自得悉刘祖老患了绝症以后,对于刘祖老大限的到来,我已经有了思想准备,可我没有想到它来得如此之突然,给人一种正在演奏中的乐曲戛然而止的感觉。是啊,在不到一个月时间里,我曾先后五次前往医院探望,即便是相见的最后一次,虽然其尚处在昏迷之中,但从生命体征看,他是能够挺过新年的,可死神之手最后竟无情地硬将他拉走。过分突然的诀别,固然更加令人难以接受,但是,这种离去的方式倒也符合刘祖老的性格。刘祖老是一个重理性、自制力强、待人待事精干爽利的人,他忠厚宽宏,虚怀若谷,从不计较名位,永绝意气之争,颇有圣人提倡的温良恭俭让之美德,更有明澈见底的性格和一种从不设防的作风。我想人如果能够自由选择自己生命终止的方式,大概多数人都不愿意长期卧病在床,都会羡慕刘祖老这样免除了最后反复受病情折磨之苦的结束方式。这也许是我们在痛悼刘祖老的时候,可以稍稍告慰于刘祖老家人的。
作为当代茶圣吴觉农的弟子,一代茶人,刘祖老自是以生许茶、一生事茶。在医院抢救期间,每当其从昏迷中渐渐醒来之时,儿子育平问他:“爸爸您现在哪里?”他竟脱口而出:“我在茶场!”边说边从嘴角边漾出笑靥。有一次,我去探望他,适逢其刚刚缓过神来之时,他一边与我寒喧,一边对陪伴的两个儿子说:“那个在江苏溧阳天目湖召开的茶叶工作会议快要结束了,我过两天一定要去参加!”此时,刘祖老一脸的严肃,再无笑容。后育平告诉我,前几天病情稍有好转,刘祖老就要下床赶去参加会议,这怎么可能呢?家人的“百般阻挠”,自弄得刘祖老十分不悦。今天,他是借着我在现场,故旧话重提,希望得到我的支持。然而,一边面对这样的病情(刘祖老自己不知情),一边面对刘祖老这样执着的决心,我亦好生尴尬,于是我选择了这般“外交辞令”:“刘老,再看两天吧,如果身体恢复得可以,我做他们的工作,送您去开会,如何?”尽管刘祖老还是紧绷着脸,但从其微微点头的无奈里,我知道他终究还是接受了我的“斡旋”。
一代茶人走了,但他对茶叶事业的热爱,永远地留给了后人。
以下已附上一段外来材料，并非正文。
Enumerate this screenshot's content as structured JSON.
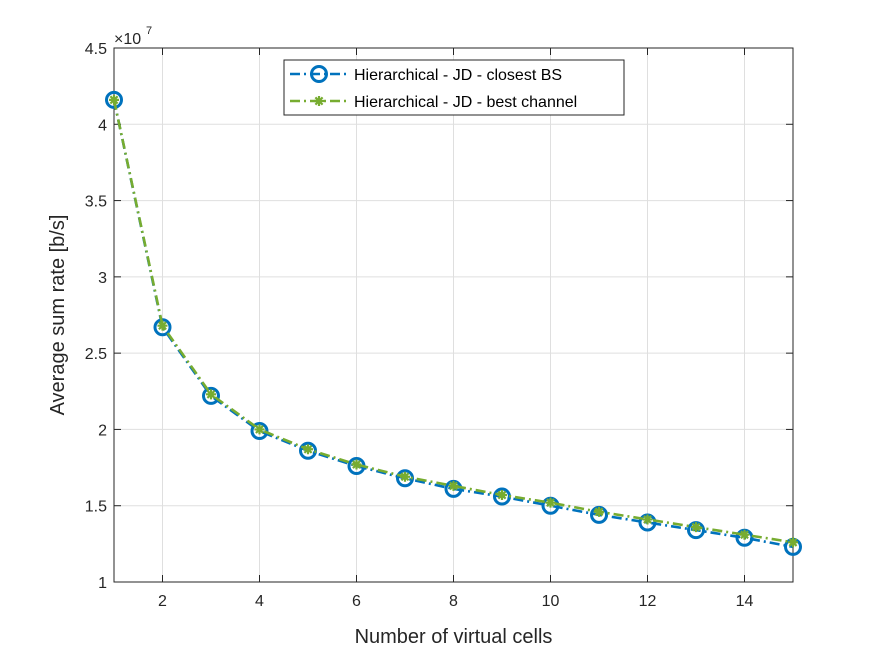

早在上个世纪四十年代,刘祖老就聆听当代茶圣吴觉农的教诲,学育茶之经,谙壮茶之道,悟事茶之理。他踏遍茶山,寄情茶园,从茶林中吸吮灵性,在茶树里放纵自己的情感,他要让茶叶的世界在茶人手中绽放美丽,释放芬芳。刘祖老苦心孤诣于他的茶山、茶林、茶园,对自己心中的理想,有着大山一般的坚定,他怎能忘怀当年与老师吴觉农先生一起创办上虞茶场的艰辛?怎能忘却自己创建上虞市茶叶技术学校的苦涩?又怎能忘记自己当年在苏联重要科学刊物上发表多篇茶叶科研论文,尔后又成为我国赴非洲贝宁援外茶叶专家考察组长,为祖国茶业争得了茶誉?魂牵梦萦,刘祖老的茶叶情结,到底是挥之不散的,以至到了离休,他依然深爱着与他朝夕相处的茶园。正由于他四处奔波,四方张罗,于是上虞才有了全国首家民办茶叶科研所,刘祖老麾下还有了“舜江茶园”这一科研基地。晨曦透过浓雾,淡淡地映照在舜江茶园,自给茶园增添了神秘的氛围,刘祖老缓缓地穿行在茶垅间,犹若在时光交错边缘游弋的精灵,吸纳着日月天地的琼浆玉液,并时时反哺着他心爱的茶园。茶园似乎也很通灵性,不是吗?经刘祖老“春茶以前催芽肥,夏茶以前接力肥,冬季施足有机肥”这番匠心独运的功夫,茶园竟茂盛翠绿,清香流溢。更兼他指导茶农分时分批采摘的一芽二三叶和现采现制的天坛牌3505珠茶,以其色明、香郁、味醇而成为国外茶叶商的抢手货,从而令“越茶”的国际声誉得以恢复。1999年春茶初上市,刘祖老带着几位年轻的茶叶专家三上卧龙山,奔四明山,赴覆卮山,现场指导摘炒制作龙井茶。为此,茶农王松满炒制的“舜毫”茶竟卖出了每公斤一千元的好价钱。茶荣人亦荣,1992年12月他被授予“全国老有所为先进工作者”称号,受到了胡锦涛同志的接见。而尤其令他一生难忘的是,胡锦涛同志给其颁奖时,亲切地问他是干什么工作的,当知道他是搞茶叶科研的,便热情地勉励他再接再厉,为茶叶事业新发展作贡献。每每忆起这个感人的场景,这个生动的细节,刘祖老倍受鼓舞,倍感振奋。这个细节,他不曾与人说起,我亦是在其最后一次到我办公室谈工作时,经我细细追问,他才告诉我的。我明白他何以不说的原因,他自是要将胡锦涛同志的谆谆嘱托化作自己默默的行动。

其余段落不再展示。